We were told back in 2016 that we’d had enough of experts. It was the year that populism surged on both sides of the Atlantic, and ‘fake news’ became a household phrase. Perhaps walking the walk isn’t as important as talking the talk after all?
Well, no. Leonardo da Vinci once said: “The greatest deception men suffer is their own opinions.” In a free society, we’re all entitled to think what we like – but an earnestly held opinion is not the same as a fact. There are so many walks of life where we all need to listen a bit more intently to people who know what they’re on about. Design is one of them.
As the old adage goes, opinions are like assholes – everyone has one, and most of them stink. Savvy clients work with experienced agencies because they can use their years of experience to solve a brief in a commercially effective way. In short, it pays to hire someone who knows what they’re doing.
There was a meme doing the rounds a few years back – a sliding scale of how much to charge for design work. The simplest option, “I design everything” was the cheapest, progressing through “I design, you watch”, then “…you advise”, “…you help” and so on. The most expensive tier brought it full circle: “You design everything.”
It’s an in-joke designed to raise a weary smile in designers for whom relentless client ‘opinions’ are the bane of their working life. But there’s a serious point in there too. Our clients are the experts at what they do. We are the experts at what we do. Together, we build a fruitful collaboration based on our relative areas of expertise.

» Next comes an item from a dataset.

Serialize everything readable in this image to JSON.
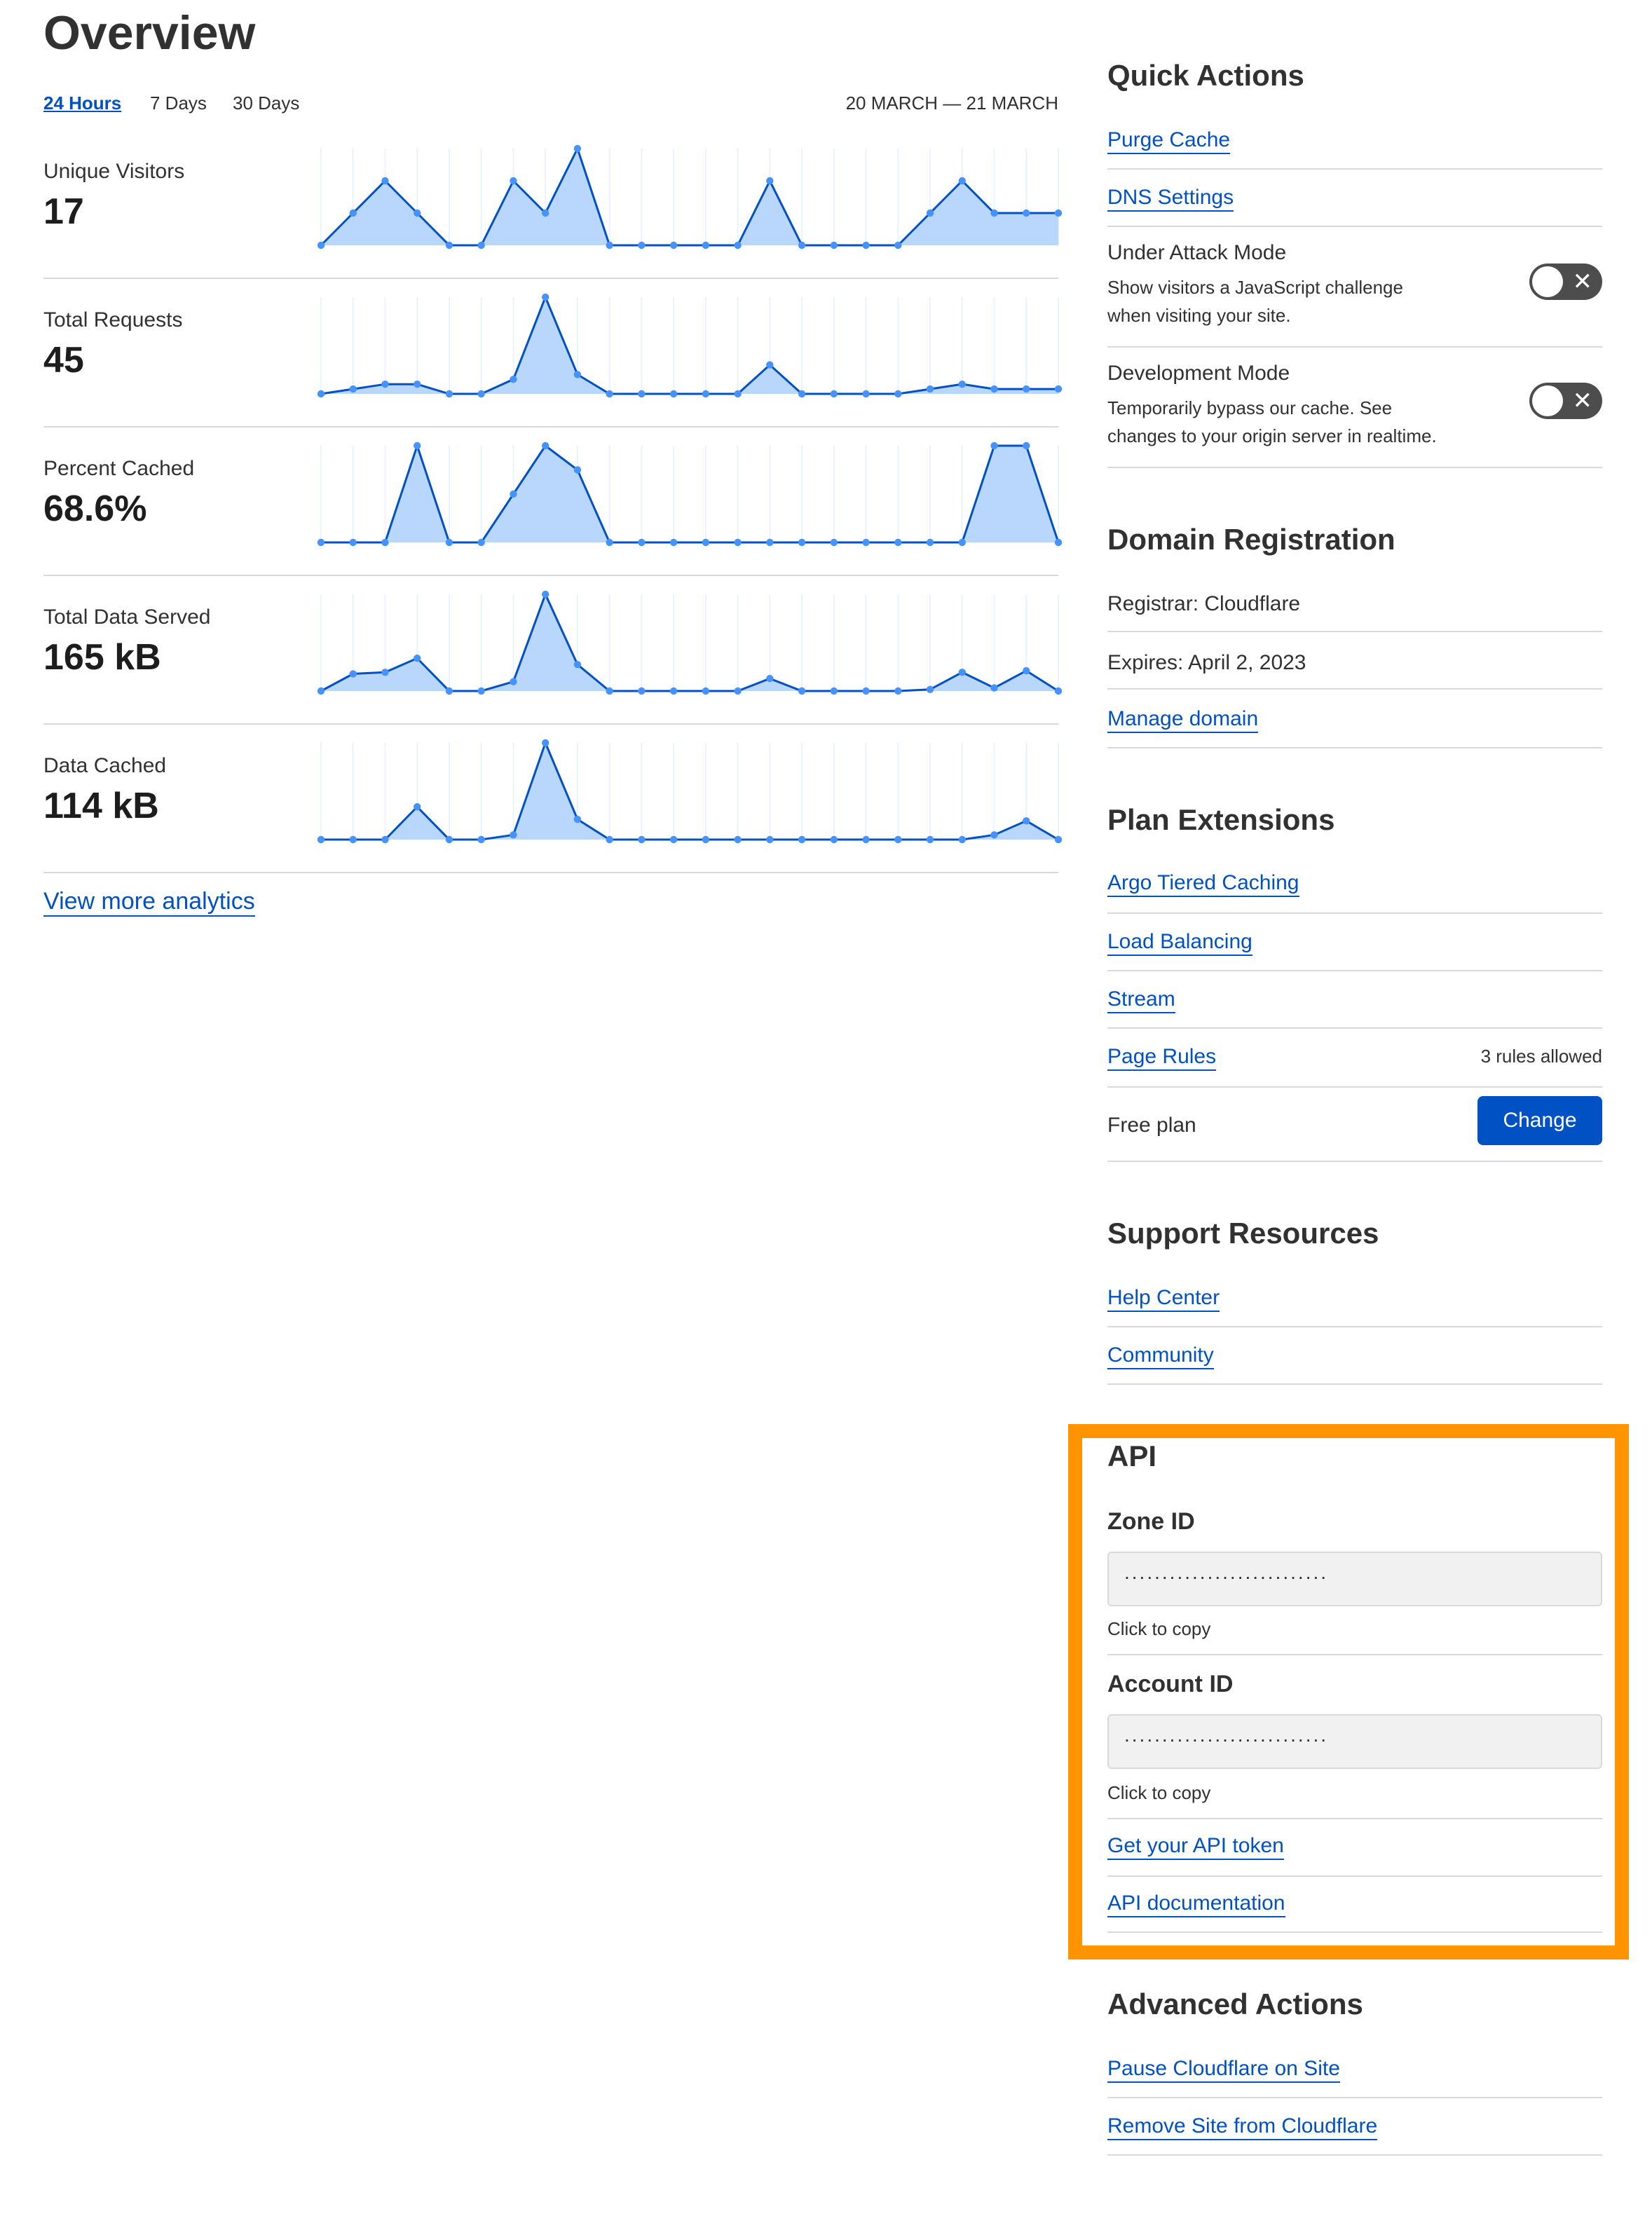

That’s not to say that great ideas can’t come from the client side. In fact, they often do. Design-savvy clients see the process as a partnership that draws on our individual strengths, and we welcome their informed opinions with open arms. No, we’re talking about uniformed opinions. In other words, personal preferences.
Clients who lean towards a particular colour choice purely because they like it, rather than understanding how a brand palette must be carefully crafted to suit the needs of their business, and the tastes of their customers.
Clients who request a last-minute change to the typeface on a whim because they spotted a font they liked on a menu, blind to all the factors that we’ve already considered – like legibility, brand personality, and whether it’s actually fit for purpose across print, digital and any other intended uses.
Clients who, rather than providing the top-level input we need to progress and refine a design concept, roll up their sleeves and get stuck into the little details – make the logo a fraction bigger, shift that line a pixel to the right, and so on. It’s simple enough: if you’ve hired an experienced design agency to solve your brief, trust that they know what they’re talking about. We haven’t had enough of experts – have you?